Auto-generate a dataframe filtering UI in Streamlit with filter_dataframe!

Streamlit apps often have some sort of a filtering component where developers write code snippets that combine Streamlit inputs, st.dataframe, or the ever-popular streamlit-aggrid component to create easy-to-use UIs.

We on the Streamlit data science team certainly have followed this trend with the following format:

  1. Use a set of Streamlit native inputs like st.date_range or st.selectbox to get user input.
  2. Use the inputs to filter our data and display it back to the user.

Writing this type of app the first time was fun. But doing it the fifth time—writing different code iterations, figuring out what Streamlit widget fits what data type, configuring it all together—got tiring pretty quickly.
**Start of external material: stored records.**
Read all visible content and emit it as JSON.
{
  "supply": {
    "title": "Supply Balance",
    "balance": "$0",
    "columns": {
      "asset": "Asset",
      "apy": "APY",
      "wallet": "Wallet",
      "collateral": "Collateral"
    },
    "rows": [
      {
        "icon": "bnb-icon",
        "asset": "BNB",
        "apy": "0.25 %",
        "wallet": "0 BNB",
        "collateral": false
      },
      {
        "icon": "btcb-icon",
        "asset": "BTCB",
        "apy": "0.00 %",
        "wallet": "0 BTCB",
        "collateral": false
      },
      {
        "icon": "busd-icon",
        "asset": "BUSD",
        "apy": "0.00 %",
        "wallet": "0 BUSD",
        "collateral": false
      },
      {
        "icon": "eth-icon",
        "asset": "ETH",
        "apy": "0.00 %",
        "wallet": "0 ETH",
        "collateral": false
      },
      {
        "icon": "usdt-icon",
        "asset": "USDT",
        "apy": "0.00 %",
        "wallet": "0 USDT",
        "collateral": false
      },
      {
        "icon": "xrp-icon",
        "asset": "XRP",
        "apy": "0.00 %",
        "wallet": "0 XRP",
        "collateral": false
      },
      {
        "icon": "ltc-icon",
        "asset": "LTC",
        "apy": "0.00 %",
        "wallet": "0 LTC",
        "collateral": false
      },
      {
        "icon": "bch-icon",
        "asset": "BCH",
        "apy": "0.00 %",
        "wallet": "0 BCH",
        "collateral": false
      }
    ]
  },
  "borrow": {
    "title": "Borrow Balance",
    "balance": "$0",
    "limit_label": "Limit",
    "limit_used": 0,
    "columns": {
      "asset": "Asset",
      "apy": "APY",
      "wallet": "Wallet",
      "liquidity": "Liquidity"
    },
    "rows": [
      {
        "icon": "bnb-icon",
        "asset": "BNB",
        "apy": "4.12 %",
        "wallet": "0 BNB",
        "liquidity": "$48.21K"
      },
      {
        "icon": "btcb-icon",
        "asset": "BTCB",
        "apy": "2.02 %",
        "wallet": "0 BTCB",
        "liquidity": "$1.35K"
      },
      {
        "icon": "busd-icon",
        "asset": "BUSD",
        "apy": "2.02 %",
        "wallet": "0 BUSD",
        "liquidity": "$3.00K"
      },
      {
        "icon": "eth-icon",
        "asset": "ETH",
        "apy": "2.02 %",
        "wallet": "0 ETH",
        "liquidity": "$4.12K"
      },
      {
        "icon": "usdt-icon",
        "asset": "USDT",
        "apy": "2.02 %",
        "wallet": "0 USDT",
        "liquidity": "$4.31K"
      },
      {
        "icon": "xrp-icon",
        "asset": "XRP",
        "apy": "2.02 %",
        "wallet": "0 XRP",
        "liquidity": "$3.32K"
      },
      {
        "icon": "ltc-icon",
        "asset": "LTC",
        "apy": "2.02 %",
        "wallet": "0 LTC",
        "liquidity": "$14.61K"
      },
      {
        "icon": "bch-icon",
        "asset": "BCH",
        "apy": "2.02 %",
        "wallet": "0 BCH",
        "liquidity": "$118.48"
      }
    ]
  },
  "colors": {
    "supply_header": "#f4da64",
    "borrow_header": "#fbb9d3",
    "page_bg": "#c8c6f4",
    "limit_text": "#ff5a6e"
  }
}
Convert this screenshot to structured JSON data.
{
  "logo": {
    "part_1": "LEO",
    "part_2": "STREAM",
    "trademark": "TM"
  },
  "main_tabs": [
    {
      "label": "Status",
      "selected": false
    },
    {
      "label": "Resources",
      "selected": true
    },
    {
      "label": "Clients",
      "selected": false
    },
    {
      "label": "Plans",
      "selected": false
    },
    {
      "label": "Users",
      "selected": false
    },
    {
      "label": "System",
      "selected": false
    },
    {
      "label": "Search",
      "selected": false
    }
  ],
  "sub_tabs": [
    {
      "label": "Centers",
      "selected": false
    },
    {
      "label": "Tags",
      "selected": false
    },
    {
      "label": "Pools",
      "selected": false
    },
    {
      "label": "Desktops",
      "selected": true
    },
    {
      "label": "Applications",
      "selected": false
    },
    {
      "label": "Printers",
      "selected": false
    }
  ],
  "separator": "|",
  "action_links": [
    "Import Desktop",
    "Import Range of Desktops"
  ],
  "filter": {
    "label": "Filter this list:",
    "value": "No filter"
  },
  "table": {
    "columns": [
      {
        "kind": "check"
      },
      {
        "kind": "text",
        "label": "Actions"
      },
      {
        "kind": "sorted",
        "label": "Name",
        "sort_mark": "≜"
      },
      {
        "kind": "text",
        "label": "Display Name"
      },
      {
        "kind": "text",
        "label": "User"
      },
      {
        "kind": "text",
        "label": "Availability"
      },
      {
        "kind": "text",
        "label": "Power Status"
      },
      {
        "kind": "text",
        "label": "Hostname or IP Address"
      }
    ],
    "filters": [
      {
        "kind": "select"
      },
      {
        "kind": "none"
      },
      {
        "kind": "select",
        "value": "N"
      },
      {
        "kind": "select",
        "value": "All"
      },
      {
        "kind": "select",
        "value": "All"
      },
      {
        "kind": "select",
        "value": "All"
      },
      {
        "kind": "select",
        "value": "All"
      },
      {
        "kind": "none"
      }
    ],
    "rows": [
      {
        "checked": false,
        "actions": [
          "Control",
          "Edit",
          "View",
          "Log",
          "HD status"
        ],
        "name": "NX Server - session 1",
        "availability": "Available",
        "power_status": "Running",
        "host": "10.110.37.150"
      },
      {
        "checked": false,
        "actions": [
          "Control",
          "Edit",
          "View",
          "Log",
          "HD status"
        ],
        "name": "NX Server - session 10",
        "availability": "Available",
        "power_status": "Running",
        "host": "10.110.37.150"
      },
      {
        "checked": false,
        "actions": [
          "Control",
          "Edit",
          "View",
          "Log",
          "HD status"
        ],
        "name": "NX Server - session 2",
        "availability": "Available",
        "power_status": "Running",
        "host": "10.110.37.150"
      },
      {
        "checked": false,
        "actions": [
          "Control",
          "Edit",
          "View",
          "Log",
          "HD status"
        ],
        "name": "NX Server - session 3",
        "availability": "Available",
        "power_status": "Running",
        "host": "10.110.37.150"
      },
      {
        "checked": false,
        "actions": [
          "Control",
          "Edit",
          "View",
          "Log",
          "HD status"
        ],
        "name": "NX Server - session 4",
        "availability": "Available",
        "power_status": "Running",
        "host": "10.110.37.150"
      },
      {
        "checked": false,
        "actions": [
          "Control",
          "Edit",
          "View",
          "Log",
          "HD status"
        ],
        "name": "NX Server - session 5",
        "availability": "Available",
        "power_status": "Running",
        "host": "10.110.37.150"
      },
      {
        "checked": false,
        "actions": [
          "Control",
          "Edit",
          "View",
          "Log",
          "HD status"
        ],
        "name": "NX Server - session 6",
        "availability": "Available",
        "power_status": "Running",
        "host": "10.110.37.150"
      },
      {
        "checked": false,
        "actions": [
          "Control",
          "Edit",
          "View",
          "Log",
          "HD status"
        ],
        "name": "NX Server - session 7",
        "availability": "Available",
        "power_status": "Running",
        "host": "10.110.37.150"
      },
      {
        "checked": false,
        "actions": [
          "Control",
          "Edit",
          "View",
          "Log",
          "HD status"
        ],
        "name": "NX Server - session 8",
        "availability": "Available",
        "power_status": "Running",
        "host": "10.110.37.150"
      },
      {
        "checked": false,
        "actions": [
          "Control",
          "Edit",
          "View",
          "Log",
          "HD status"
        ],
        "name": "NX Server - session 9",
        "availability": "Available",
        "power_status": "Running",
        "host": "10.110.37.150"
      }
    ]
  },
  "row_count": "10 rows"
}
To solve this, we built a function filter_dataframe that handles this for us automatically!

In this post, we’ll show you how filter_dataframe works section by section:

Code Section 1. Laying out Streamlit widgets

Code Section 2. Preparing the input dataframe for filtering

Code Section 3. Writing conditionals for different column types

Want to dive right in? Head over to our demo app see it on an example dataframe, and see the full code here.

What is filter_dataframe?

The functionfilter_dataframe lets you:

  • Add a filtering UI to any dataframe
  • Speed up the development time
  • Allow the user to explore a dataset in a self-service way

Here is the code for it:

from pandas.api.types import (
    is_categorical_dtype,
    is_datetime64_any_dtype,
    is_numeric_dtype,
    is_object_dtype,
)
import pandas as pd
import streamlit as st


def filter_dataframe(df: pd.DataFrame) -> pd.DataFrame:
    """
    Adds a UI on top of a dataframe to let viewers filter columns

    Args:
        df (pd.DataFrame): Original dataframe

    Returns:
        pd.DataFrame: Filtered dataframe
    """
    modify = st.checkbox("Add filters")

    if not modify:
        return df

    df = df.copy()

    # Try to convert datetimes into a standard format (datetime, no timezone)
    for col in df.columns:
        if is_object_dtype(df[col]):
            try:
                df[col] = pd.to_datetime(df[col])
            except Exception:
                pass

        if is_datetime64_any_dtype(df[col]):
            df[col] = df[col].dt.tz_localize(None)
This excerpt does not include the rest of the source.